Jaringanmu Adalah Kekayaan Bersihmu (Iya, Klise Ini Ada Alasannya). Setiap
pekerjaan yang saya dapat setelah yang pertama datang melalui seseorang yang membaca tulisan saya, menggunakan tool open-source saya, atau melihat presentasi yang saya berikan. Lamaran cold adalah aktivitas ROI terburuk dalam karirmu.

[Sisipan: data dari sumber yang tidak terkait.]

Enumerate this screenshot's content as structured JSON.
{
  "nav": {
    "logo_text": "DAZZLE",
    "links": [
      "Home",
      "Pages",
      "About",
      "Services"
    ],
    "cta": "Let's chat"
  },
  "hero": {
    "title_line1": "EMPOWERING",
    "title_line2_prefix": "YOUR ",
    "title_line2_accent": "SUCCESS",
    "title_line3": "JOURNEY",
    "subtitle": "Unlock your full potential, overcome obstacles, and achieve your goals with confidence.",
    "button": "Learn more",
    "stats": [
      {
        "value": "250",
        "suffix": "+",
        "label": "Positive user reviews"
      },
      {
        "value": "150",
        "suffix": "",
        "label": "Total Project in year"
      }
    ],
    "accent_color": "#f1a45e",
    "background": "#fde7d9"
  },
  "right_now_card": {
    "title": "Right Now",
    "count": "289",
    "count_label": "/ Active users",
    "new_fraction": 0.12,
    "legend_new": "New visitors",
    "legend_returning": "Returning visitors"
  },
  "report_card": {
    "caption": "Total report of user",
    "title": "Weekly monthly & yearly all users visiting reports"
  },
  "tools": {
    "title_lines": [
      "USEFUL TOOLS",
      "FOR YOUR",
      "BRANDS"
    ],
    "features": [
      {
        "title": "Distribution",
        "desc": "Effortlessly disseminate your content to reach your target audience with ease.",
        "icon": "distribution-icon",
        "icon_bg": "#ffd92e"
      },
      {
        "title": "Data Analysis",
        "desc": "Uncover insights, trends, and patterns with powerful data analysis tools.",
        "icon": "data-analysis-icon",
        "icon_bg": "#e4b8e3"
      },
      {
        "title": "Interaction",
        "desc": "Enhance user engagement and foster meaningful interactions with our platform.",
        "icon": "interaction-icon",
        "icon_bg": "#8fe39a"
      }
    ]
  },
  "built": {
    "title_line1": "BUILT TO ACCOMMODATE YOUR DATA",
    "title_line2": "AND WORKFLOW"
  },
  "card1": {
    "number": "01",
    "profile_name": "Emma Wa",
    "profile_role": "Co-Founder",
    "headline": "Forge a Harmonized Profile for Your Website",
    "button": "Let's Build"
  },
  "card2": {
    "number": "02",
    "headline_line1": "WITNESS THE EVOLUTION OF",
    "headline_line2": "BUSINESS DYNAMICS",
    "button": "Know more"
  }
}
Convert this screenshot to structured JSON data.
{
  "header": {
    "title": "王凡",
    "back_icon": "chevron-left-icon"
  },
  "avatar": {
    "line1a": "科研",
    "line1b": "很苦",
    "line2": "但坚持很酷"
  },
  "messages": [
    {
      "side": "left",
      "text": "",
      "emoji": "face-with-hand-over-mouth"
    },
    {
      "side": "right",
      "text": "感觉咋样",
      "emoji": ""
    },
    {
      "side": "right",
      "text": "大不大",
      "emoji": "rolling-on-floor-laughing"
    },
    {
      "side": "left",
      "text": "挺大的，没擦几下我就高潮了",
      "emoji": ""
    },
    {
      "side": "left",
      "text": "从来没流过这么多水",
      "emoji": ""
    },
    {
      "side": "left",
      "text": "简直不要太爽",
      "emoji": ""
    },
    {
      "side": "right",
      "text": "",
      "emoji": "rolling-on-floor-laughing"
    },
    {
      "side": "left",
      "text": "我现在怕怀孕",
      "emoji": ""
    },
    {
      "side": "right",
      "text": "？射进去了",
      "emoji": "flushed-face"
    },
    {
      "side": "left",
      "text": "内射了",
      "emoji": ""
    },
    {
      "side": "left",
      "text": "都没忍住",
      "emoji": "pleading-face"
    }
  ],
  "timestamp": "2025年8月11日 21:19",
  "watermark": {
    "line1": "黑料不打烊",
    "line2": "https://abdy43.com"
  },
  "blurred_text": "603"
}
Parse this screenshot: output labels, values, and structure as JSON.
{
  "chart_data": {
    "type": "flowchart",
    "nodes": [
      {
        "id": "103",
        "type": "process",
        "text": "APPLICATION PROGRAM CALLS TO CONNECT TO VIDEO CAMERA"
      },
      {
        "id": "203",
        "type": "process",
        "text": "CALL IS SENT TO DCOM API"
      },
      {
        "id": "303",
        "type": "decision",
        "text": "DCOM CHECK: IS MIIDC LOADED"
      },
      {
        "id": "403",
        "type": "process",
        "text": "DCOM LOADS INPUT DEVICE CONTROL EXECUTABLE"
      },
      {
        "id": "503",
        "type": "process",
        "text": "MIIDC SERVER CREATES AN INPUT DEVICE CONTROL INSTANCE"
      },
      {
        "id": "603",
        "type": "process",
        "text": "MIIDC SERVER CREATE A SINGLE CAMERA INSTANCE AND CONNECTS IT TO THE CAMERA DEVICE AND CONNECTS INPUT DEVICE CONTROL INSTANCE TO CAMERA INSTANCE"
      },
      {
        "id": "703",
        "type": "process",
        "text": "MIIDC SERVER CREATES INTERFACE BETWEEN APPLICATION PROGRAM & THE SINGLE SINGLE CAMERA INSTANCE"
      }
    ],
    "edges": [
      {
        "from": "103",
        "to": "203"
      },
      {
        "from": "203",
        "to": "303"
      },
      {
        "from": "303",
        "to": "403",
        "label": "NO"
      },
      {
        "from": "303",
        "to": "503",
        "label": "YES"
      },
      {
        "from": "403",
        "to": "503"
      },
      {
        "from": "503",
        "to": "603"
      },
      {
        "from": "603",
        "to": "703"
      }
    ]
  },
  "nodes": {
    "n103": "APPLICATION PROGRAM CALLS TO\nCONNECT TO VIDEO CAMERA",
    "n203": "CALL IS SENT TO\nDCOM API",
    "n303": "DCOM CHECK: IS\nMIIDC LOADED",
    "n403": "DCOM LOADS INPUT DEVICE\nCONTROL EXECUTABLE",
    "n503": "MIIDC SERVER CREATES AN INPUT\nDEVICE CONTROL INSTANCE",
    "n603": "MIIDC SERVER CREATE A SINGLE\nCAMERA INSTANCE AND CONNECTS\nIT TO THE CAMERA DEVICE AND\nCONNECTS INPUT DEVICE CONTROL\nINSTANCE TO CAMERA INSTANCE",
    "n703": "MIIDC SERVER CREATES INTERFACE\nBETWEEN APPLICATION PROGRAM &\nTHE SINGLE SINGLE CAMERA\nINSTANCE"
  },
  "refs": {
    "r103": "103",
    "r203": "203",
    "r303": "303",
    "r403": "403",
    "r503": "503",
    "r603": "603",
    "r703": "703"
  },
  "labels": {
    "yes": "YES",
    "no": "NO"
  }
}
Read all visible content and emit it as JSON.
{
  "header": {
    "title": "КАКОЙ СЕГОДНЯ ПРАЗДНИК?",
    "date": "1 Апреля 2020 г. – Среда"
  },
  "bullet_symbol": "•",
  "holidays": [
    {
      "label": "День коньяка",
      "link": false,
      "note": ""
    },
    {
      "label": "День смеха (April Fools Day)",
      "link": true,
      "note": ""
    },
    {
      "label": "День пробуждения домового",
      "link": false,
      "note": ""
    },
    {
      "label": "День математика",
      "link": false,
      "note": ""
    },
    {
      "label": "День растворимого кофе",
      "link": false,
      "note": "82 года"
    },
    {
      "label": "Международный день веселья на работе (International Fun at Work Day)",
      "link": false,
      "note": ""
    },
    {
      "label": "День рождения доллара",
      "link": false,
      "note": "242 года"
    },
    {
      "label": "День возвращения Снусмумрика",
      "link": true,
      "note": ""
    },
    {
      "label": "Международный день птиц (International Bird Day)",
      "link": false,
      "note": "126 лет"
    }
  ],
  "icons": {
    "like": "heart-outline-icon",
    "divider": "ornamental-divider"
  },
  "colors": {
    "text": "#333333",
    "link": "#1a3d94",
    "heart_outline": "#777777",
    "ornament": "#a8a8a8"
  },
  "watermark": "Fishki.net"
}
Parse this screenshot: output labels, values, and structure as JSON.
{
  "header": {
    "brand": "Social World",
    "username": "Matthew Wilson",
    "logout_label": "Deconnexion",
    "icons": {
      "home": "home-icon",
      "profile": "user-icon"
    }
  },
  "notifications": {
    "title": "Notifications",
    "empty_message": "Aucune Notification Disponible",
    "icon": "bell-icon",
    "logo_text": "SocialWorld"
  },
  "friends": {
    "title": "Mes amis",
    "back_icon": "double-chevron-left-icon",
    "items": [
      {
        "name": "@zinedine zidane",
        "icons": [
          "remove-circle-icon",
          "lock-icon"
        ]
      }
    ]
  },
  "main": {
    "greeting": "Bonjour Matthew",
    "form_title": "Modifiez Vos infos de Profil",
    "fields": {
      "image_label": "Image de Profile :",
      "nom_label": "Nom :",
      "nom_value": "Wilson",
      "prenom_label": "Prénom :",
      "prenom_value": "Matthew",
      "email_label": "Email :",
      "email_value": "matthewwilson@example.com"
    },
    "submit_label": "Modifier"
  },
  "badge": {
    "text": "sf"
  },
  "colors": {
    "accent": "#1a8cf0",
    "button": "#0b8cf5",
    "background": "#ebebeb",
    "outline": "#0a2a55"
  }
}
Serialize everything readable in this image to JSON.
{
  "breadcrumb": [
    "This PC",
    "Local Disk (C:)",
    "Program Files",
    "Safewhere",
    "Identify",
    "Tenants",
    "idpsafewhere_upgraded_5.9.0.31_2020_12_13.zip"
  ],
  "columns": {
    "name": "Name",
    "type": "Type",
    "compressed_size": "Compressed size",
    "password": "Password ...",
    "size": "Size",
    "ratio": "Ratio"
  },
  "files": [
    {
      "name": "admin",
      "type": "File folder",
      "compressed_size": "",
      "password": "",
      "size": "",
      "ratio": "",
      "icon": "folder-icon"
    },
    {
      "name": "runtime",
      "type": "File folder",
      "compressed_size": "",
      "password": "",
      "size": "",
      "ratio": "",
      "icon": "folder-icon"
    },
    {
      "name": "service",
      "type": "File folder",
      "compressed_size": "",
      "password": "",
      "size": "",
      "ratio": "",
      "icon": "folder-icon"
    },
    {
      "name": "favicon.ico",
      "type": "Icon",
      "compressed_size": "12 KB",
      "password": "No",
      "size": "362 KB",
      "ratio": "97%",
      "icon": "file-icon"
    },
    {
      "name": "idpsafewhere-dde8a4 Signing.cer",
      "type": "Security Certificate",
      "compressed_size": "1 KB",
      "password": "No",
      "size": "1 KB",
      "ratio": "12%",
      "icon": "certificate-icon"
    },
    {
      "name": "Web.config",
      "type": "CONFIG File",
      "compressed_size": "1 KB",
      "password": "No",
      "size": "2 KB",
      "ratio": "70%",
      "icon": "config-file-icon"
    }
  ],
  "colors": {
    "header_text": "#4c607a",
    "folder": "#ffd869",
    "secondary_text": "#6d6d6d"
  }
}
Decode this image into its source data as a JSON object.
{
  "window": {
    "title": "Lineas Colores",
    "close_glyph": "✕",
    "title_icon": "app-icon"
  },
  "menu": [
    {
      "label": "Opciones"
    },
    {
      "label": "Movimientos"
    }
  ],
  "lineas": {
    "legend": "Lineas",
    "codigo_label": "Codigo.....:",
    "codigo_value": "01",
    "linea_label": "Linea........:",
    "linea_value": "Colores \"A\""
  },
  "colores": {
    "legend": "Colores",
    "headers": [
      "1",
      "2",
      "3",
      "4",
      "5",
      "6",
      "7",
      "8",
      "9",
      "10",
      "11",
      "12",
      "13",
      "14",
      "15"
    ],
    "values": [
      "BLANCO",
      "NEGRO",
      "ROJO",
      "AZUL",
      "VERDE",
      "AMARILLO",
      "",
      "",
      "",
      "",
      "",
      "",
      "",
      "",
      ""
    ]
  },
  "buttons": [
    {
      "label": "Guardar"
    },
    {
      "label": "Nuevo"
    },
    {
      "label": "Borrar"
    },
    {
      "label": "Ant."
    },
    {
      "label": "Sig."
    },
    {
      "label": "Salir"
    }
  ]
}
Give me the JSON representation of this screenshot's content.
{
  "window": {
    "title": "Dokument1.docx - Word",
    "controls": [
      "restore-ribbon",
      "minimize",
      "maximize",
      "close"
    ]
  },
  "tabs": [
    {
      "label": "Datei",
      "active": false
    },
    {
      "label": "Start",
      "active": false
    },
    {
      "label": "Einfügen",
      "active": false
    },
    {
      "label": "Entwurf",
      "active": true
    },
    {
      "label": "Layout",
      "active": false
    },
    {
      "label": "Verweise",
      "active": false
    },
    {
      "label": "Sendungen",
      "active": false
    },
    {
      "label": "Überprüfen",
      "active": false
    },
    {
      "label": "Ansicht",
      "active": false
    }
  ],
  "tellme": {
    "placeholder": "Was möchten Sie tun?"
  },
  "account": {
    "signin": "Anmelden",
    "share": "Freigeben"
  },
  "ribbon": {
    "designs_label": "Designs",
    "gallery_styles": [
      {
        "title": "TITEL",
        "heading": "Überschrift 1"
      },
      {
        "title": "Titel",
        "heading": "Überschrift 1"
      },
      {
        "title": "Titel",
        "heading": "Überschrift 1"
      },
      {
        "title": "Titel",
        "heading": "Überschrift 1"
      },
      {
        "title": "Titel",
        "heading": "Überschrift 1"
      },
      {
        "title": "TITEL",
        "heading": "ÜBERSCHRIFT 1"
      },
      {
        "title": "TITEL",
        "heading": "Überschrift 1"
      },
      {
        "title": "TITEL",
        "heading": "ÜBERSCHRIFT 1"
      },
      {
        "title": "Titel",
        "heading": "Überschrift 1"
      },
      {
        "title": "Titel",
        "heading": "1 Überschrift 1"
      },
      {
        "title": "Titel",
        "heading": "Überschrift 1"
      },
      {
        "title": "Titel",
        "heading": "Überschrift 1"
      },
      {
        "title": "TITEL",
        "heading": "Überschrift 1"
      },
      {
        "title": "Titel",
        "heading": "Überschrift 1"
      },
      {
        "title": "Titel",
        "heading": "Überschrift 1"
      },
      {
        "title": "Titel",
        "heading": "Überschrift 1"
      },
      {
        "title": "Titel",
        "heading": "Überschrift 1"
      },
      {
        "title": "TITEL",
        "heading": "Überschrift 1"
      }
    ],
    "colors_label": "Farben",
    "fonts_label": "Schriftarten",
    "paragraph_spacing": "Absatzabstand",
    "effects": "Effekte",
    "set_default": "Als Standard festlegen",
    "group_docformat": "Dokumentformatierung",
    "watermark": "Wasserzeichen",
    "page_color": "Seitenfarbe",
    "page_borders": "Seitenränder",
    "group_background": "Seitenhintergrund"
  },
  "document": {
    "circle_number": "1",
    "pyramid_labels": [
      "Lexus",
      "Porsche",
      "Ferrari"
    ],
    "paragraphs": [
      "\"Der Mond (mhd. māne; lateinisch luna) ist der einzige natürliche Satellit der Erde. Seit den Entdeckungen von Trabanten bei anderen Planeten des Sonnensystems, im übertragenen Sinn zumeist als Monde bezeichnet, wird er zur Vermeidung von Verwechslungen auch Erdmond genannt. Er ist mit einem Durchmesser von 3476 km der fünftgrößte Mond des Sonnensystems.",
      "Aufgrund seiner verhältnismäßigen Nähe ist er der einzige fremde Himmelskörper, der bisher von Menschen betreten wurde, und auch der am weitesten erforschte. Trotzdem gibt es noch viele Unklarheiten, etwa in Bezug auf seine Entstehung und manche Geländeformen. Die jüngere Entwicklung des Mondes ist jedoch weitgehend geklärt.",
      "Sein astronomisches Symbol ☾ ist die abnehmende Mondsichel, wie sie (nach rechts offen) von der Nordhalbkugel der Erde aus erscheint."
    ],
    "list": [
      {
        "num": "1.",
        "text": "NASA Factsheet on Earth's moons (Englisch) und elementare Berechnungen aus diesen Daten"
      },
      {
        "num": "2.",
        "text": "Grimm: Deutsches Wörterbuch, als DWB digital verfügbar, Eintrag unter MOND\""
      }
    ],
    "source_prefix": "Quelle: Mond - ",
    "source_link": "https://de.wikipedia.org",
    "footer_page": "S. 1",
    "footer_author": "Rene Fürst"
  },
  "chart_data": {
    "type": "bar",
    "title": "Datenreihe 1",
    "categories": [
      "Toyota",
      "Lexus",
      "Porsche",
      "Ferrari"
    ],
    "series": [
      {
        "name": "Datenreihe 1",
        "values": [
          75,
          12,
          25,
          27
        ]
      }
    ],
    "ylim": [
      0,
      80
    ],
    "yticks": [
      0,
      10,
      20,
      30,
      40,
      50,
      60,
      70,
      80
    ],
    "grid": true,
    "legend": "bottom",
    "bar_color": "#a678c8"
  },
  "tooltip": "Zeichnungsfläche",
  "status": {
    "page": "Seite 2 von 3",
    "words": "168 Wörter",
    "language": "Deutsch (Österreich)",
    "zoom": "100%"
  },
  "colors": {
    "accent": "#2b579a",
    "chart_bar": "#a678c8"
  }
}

Jangan Lewati Fundamental Mengejar Hype. Kubernetes itu keren. Tapi kamu
tahu apa yang lebih keren? Memahami cara kerja TCP handshake saat broker MQTT kamu terus memutus koneksi di site tambang remote. Fundamental menyelamatkanmu saat abstraksi bocor — dan mereka selalu bocor.
Artikel ini adalah dokumentasi hidup. Seiring evolusi karir saya, saya akan memperbarui setiap section dengan project baru, keputusan baru, dan pelajaran baru. Karena portofolio terbaik adalah yang tidak pernah selesai.